Kate’s pipeline includes drug candidates for Duchenne muscular dystrophy (DMD), facioscapulohumeral dystrophy (FSHD), and myotonic dystrophy type 1 (DM1).

Novartis is banking on the California startup’s promising treatment candidates for neuromuscular diseases, many of which are genetic in nature. It also comes on the heels of two competitors whiffing in the same sector:

  • Pfizer laid off 150 workers and took a $230 million financial hit after its DMD gene therapy failed a phase three trial in June. Fulcrum Therapeutics shares cratered in September—and still haven’t recovered—after its FSHD treatment flunked a phase three trial a mere four months after Sanofi paid $80 million for partial rights, not to mention offering up to $975 million in milestone payments.
  • Novartis CEO Vasant Narasimhan said at an investor conference Thursday that his company is “thinking about how we can learn from the experiences of the first wave of companies that have had failures and perhaps some success with targeting these diseases.” Novartis projects a potential $55 billion market for its cell and gene therapies by 2030.

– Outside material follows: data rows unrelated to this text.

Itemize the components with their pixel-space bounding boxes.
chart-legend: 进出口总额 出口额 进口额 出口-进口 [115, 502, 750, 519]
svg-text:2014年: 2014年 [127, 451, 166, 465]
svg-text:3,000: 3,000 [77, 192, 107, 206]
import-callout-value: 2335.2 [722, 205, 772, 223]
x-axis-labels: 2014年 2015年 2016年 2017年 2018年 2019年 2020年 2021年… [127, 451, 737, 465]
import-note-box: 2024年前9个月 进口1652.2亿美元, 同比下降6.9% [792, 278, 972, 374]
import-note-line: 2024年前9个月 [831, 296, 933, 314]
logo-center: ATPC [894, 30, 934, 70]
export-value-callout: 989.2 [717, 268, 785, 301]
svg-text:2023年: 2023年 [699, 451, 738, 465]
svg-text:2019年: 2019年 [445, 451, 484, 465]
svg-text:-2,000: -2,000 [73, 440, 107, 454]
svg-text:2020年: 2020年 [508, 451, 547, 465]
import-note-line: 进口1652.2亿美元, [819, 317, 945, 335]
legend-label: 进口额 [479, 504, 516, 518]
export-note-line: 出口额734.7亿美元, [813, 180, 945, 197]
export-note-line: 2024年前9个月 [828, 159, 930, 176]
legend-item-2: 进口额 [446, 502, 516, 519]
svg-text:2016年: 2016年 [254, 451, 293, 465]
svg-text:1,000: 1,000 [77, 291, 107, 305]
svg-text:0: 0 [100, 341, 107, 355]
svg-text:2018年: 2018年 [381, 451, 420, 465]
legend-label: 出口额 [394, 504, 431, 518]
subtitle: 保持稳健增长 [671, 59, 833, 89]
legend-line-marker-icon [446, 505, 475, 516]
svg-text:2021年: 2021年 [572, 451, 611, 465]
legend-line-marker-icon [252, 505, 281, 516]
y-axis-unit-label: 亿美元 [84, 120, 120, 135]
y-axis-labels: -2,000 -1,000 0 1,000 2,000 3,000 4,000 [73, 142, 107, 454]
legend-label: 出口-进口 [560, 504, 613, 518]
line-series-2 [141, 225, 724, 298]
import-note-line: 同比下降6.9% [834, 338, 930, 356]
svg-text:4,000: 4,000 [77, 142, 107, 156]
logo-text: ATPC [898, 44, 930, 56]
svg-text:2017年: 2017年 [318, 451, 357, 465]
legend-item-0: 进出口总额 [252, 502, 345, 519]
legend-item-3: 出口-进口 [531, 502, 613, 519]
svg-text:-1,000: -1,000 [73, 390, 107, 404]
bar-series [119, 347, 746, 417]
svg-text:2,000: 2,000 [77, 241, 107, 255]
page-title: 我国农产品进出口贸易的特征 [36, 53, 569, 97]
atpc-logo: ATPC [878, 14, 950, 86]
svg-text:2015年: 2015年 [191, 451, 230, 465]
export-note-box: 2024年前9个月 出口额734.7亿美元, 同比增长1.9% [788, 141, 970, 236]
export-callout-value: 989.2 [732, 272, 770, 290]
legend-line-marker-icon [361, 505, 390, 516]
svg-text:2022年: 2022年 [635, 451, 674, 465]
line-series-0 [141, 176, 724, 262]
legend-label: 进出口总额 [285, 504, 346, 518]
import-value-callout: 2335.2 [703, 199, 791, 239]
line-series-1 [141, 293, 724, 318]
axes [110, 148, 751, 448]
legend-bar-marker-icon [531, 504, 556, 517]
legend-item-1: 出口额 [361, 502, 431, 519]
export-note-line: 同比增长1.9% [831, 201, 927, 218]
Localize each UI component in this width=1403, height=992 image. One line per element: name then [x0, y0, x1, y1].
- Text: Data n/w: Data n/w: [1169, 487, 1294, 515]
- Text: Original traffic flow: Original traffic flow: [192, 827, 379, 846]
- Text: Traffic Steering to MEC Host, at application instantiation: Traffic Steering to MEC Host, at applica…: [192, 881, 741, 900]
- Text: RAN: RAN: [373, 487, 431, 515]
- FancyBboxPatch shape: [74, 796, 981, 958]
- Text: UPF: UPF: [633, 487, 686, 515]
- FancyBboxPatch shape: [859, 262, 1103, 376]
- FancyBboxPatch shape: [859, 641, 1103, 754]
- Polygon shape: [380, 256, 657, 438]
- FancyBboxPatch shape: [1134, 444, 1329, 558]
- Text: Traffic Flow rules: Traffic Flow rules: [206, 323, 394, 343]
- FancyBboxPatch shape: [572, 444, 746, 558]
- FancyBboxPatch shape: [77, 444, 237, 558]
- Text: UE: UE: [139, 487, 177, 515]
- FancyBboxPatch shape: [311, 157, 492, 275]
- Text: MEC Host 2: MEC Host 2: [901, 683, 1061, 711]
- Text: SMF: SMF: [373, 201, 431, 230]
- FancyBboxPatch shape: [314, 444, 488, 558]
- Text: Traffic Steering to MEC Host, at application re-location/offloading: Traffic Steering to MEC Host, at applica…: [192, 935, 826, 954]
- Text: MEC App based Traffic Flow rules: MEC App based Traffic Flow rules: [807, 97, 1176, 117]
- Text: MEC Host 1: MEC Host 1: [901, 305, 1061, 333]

No Patent, No Problem: Novartis raised its sales guidance Thursday and said it’s aiming for an equal split between the US, where it made $15 billion or 41% of revenue in the first nine months of the year, and the rest of the world. The firm now expects sales growth of 6% through 2028, up from a previous 5% projection. While its top-selling drug, the heart treatment Entresto, is set to lose US patent protection in 2025, Novartis boosted sales estimates for other drugs including breast cancer treatment Kisqali and increasingly popular cholesterol treatment Leqvio.